This post originally appeared on Panels, which is now Book Riot Comics
I love sports. It wasn’t always this way, but I love them now. Watching the Bears disappoint on Sundays or Iowa State lose on Saturdays can be the highlights of my weekend because sports is really, really weird. I can follow six months and 162 games of the White Sox mostly losing and still have my spirits up for next year. I can also watch Iowa State basketball have single digit losses on the year, miraculously win the Big 12 title, and experience crushing defeat in the NCAA tournament and still love them with all of my heart. Sports isn’t about wins and losses, it’s about the love of the game and the team.
What got me here? Sports anime. I grew up watching the big shonen stuff—Toonami fare like Dragonball Z and YuYu Hakusho and the weird WB and Fox stuff like Pokémon, Digimon, and Yu-Gi-Oh—but I had no idea that shonen had more to offer beyond beat ’em ups. I didn’t even know they were anime, much less from Japan. When my buddy said Gohan and Videl from Dragonball had a kid named Pan, I had no idea where he was getting this information. It was YEARS later that I realize he Googled it or, more likely for the time, Ask Jeeves-ed it.
But when I discovered stuff like Bamboo Blade, Big Windup, and yes even Suzuka in college, I was enthralled. I got into sports more than I had in junior high. I watched the White Sox clinch the World Series in four games on my dad’s birthday, I watched Devin Hester run back a touchdown on the opening kickoff of the Super Bowl (only for the Bears to experience crushing defeat at the hands of Peyton Manning), and I watched Kawazoe Tamaki from Bamboo Blade stare down a girl much bigger than her and win. I loved all those moments, but I only cried during one.
Sports anime, and sports manga, touches in a way that real sports can’t, but they disappoint in the exact same way. The final pitch from Bobby Jenks was just as big of a high as the final pitch from Uesugi Tatsuya. Watching Hester run is just as exhilarating as watching Hinata Shoyo spike for a point.
When I found out there was manga that inspired these anime, I was floored. “I love manga!” I said to myself, “And I can read that faster than I can watch the show! I can read so much sports manga!” If only it existed in the States… (but Yowapeda, Kuroko’s Basketball, and Haikyu are upcoming from publishers Yen and Viz!!)

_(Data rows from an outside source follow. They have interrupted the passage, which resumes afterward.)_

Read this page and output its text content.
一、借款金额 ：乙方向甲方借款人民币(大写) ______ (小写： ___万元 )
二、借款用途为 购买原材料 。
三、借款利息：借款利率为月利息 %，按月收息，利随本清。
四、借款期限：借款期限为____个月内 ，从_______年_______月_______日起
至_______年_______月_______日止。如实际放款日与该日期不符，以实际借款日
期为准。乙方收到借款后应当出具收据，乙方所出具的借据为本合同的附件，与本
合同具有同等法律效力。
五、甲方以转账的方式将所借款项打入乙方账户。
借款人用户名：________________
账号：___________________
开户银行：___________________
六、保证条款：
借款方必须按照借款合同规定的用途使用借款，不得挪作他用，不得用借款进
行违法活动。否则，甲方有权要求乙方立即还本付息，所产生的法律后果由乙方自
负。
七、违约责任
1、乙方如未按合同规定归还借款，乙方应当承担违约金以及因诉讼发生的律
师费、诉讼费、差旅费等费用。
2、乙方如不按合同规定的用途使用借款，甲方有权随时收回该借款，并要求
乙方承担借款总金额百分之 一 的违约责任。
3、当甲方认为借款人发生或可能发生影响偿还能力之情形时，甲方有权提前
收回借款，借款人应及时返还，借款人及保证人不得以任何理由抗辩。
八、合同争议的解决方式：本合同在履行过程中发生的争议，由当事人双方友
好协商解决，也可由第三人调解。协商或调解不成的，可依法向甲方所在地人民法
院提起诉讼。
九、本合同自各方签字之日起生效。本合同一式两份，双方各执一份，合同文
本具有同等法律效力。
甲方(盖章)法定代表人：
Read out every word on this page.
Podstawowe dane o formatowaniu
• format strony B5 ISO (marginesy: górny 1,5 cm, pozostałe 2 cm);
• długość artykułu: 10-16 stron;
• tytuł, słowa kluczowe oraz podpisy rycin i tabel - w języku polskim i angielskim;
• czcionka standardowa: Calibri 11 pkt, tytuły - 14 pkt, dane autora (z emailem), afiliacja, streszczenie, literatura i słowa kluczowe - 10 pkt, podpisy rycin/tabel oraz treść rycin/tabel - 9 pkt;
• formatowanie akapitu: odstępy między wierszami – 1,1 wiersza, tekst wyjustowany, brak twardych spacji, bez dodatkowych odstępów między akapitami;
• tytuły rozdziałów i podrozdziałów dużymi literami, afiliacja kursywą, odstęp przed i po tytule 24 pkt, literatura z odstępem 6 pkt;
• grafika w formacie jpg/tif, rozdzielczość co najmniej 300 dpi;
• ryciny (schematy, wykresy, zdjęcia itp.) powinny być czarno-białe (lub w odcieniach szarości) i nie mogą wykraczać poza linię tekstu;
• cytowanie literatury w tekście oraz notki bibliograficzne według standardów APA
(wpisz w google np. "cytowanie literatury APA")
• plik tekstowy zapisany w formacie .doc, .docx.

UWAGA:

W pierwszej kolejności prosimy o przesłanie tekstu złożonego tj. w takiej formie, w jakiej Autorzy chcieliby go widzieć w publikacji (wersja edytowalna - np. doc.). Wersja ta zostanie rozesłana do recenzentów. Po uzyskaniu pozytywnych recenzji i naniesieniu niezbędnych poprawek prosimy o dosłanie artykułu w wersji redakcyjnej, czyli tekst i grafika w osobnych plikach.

What I know exists, I’ve delved into headfirst, as least as much as the wallet allows. Reading through the emotional journey that is Cross Game (from the same author as Touch, Adachi Mitsuru) made me realize that not all sports anime are about the sport. I’m paging through Eyeshield 21 right now, and the art can make a football game fly off the pages more than an animation (it helps that Murata Yusuke, one of the best, is doing the art). The Bamboo Blade manga continues off where the anime left and gives more precious time with Tama, Kirino, and the other girls on the kendo team. Viz’s (criminally) digital-only Cross Manage made me realize that I like all sports, not just football, baseball, and college basketball. And KAITO’s next manga, Buddy Strike, just ran a jump start in Shonen Jump.
Sports anime is more than just the sport. I can sit and watch football all day Sunday but, at the end of the day, I could care less about Jay Cutler, John Fox, and the gang. Who I really care about are characters like Ace of Diamond’s Sawamura Eijun, Haikyu’s aforementioned Hinata, and, right now, Kobayashi Sena of Eyeshield 21 fame.